Russia desperately needs a de Gaulle, someone who can get a great country out of a monumental mess. De Gaulle skilfully guided France out of her imperial past and away from the temptations of imperial restorationism. He famously said to the people of Algeria in 1958, ‘Je vous ai compris’, ‘I have understood you’ or ‘I hear you’, a phrase of monumental ambiguity, bringing him some breathing space before he granted Algeria independence in the teeth of the hatred and resistance of the French settlers. Nevertheless, he had seen the writing on the wall and acted with decisive courage. ‘The Algeria of papa is dead, and if we don’t understand this, we’ll die with it’ is how he expressed his thoughts.

Harold MacMillan did something similar for Britain in 1960 with his ‘wind of change’ speech which announced the reality that Britain had no choice but to grant independence to its colonies.

Russia needs a leader who can also read the writing on the wall and has the courage and moral authority to act accordingly. Whether the war in Ukraine is Putin’s fault or NATO’s, or both, is now academic as far as Russia’s future is concerned. Hundreds of thousands of its best-educated citizens have abandoned ship, an ominous sign that the ship is sinking, and they know it.
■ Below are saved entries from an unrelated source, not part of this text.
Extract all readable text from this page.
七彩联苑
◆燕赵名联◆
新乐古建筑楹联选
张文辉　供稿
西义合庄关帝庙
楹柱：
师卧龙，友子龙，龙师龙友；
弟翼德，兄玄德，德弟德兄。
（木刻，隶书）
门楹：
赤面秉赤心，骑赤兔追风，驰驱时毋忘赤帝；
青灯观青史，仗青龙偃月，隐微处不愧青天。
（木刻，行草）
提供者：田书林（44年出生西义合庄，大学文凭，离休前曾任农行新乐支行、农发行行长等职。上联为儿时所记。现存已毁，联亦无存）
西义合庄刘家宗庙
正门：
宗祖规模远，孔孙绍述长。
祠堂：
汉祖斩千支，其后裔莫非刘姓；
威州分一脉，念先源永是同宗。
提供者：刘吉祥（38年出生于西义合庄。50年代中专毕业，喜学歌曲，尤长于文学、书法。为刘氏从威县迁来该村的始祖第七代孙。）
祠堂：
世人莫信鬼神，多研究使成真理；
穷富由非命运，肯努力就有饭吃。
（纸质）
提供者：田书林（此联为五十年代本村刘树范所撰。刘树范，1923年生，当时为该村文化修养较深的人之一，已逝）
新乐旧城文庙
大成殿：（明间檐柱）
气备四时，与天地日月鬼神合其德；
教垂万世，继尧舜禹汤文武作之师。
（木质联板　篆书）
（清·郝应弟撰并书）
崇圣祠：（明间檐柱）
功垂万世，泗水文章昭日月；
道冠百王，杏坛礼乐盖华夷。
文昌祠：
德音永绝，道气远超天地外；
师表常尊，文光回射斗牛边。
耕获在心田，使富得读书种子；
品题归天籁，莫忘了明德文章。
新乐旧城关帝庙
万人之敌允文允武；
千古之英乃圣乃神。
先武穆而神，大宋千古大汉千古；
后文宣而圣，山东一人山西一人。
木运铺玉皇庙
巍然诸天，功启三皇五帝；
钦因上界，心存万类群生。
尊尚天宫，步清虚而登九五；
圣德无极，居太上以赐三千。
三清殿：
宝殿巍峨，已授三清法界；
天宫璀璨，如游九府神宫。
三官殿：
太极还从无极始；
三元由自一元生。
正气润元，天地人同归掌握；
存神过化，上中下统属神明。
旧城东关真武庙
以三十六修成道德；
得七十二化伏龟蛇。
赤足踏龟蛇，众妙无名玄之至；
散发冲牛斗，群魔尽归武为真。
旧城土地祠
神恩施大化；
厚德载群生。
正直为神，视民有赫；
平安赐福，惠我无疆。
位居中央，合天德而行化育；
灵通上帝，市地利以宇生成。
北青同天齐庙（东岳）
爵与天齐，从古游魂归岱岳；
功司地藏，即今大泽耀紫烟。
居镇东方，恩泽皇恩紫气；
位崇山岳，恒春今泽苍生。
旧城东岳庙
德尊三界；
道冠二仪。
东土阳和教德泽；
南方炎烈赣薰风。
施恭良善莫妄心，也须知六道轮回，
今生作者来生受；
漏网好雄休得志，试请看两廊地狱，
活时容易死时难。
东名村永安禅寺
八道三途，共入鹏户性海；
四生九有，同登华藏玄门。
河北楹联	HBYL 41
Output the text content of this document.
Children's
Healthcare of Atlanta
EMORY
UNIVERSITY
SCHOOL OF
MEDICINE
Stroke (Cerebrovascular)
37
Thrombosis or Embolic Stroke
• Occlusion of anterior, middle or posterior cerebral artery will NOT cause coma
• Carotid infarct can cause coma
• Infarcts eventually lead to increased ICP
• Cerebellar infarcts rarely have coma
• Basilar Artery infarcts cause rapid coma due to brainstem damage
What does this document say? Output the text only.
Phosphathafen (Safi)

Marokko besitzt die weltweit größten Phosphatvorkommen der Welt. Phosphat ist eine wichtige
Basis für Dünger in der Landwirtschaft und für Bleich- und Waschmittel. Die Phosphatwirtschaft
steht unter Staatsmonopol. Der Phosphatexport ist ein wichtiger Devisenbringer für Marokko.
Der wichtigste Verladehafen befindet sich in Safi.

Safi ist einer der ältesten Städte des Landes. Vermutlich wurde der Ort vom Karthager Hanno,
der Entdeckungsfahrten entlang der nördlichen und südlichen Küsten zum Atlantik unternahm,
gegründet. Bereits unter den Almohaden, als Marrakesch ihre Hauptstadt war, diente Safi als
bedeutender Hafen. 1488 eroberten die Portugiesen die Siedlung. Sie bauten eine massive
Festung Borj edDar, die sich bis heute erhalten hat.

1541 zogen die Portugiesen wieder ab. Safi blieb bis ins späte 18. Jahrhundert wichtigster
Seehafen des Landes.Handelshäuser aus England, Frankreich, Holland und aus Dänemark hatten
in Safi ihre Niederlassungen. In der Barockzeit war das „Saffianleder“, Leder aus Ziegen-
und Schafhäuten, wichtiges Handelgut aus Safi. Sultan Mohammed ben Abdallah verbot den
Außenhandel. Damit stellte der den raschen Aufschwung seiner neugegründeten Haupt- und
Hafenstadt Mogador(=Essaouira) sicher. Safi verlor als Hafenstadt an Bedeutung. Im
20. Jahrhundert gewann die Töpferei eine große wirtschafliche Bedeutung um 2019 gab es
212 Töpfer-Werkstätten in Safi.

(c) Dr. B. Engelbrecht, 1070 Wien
There are things Russia has already lost. The dream of a swift, crushing victory died in the first few days of the ‘special military operation’. The drive to reach Odessa, a city founded by the empire-builder Catherine the Great, petered out. The strategic aim of weakening NATO back-fired spectacularly with the addition of heavily-armed Finland and Sweden to the alliance. Russia is now losing a war it had expected to win in a matter of days.

Even the deterrent power of Russia’s nukes was lost once it became clear that it makes no sense to use tactical or battlefield nuclear weapons against such a dispersed enemy. Doing so would lose Russia all of its ‘neutral’ friends. The strategic dream of total domination of the Black Sea has vanished. Putin’s dream of the ‘Russian world’ or ‘greater Russia’ has been shattered by the hard reality of stubborn Ukrainian military resistance backed by Western materiel.

The things that Russia is rapidly losing are primarily economic. It’s vital fossil fuel industry, for one. Europeans will have a cold winter, but will they ever buy Russian oil and gas again? They are already alternative sourcing supplies and are accelerating the development of renewables. China and India may step in, but what they can buy is limited, and they are wary of irking their western trading partners. Moreover, Russian trade with the G7 nations declines with each new round of sanctions. Thus, business partnerships that took thirty years to build are rapidly falling apart. The underlying economic erosion is catastrophic.

A major geopolitical asset which Russia could lose is its seat on the UN Security Council. Hence, the status of a great and respected world power could be lost, and Russia might end up like a larger North Korea, effectively a client of China, or like East Germany, a land from which people flee. As a result, the Russian Federation may become unstable, with some states trying to opt out.

Even if a war-weary West pressured Ukraine into accepting a settlement, Russia would take decades to recover economically. And if Putinism survived, who would trust such a regime? Who would risk doing business with it? Who would invest in it?

Is there a de Gaulle or MacMillan waiting in the wings? A leader who can withdraw from Ukraine, wipe the slate clean, and create a new Russia in the image of the European nations which have abandoned the pursuit and the very idea of empire? Opposition politician Alexei Navalny is in prison; others have fled abroad. We can expect more Russian emigres in the next few months as we approach the final act in this Russian-Ukrainian tragedy.